Limitations and Considerations for Real-World Practice
Several limitations temper interpretation. The first recurrence assessment occurred eight weeks after the last injection, so earlier recurrences may have been missed, potentially underestimating differences between agents. Follow-up was limited to nine months, and the cohort excluded nonresponders who required treatment switching, which may limit generalizability to routine clinical practice. Still, the randomized, masked design and standardized recurrence assessment strengthen confidence in the time-to-recurrence findings.
Implications for Individualized BRVO Care
For clinicians managing BRVO, these findings reinforce two practical points:
- Aflibercept may allow slightly longer treatment intervals than ranibizumab without sacrificing visual outcomes, a difference that accumulates over time in injection burden.
- Baseline choroidal metrics, particularly diffSFCT, may help identify patients at higher risk of early recurrence, although their predictive value remains modest and exploratory and is not yet sufficient for standalone clinical decision-making.

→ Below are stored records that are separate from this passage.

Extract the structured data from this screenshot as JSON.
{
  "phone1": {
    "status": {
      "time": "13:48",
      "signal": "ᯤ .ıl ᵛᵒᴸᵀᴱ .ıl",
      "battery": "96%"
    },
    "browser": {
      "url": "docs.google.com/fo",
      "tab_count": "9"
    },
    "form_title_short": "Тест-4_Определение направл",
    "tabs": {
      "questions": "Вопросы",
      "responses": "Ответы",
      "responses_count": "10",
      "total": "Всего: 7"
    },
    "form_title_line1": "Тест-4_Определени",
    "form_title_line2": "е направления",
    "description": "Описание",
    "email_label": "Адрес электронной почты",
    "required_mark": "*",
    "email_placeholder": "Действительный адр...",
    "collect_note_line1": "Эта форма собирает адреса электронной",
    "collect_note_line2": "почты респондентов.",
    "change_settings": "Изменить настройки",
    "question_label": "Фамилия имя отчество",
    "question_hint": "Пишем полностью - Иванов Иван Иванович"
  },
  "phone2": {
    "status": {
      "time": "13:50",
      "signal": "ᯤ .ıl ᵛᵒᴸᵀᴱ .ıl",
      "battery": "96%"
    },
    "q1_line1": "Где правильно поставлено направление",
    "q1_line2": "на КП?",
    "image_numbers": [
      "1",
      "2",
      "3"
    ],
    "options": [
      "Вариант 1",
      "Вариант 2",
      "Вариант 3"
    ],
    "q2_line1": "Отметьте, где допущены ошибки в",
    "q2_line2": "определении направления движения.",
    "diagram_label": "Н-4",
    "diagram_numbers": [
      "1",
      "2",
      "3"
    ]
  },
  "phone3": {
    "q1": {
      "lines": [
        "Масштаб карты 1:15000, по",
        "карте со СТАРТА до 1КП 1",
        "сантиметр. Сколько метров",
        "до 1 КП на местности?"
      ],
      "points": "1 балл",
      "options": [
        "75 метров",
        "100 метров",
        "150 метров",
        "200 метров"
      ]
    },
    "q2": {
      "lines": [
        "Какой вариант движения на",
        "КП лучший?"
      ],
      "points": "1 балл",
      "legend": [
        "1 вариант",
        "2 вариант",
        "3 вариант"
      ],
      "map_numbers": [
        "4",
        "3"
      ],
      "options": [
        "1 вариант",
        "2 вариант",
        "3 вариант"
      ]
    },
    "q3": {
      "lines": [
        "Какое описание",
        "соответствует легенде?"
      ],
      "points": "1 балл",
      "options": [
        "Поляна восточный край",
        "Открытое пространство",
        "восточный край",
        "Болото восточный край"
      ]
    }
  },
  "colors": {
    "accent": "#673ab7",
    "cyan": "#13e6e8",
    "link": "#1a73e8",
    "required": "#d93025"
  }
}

As retina clinics contend with rising anti-VEGF demand and increasing availability of biosimilars, integrating recurrence data and OCT-based risk stratification alongside agent selection may support more individualized treatment strategies.
Reference
Cullhed Farrell A, Casselholm de Salles M, Lindberg C, Epstein D. Recurrence of macular edema in branch retinal vein occlusion: a comparison of aflibercept and ranibizumab in a randomized trial. Ophthalmology Retina. 2025;9:1098-1105. doi:10.1016/j.oret.2025.05.012.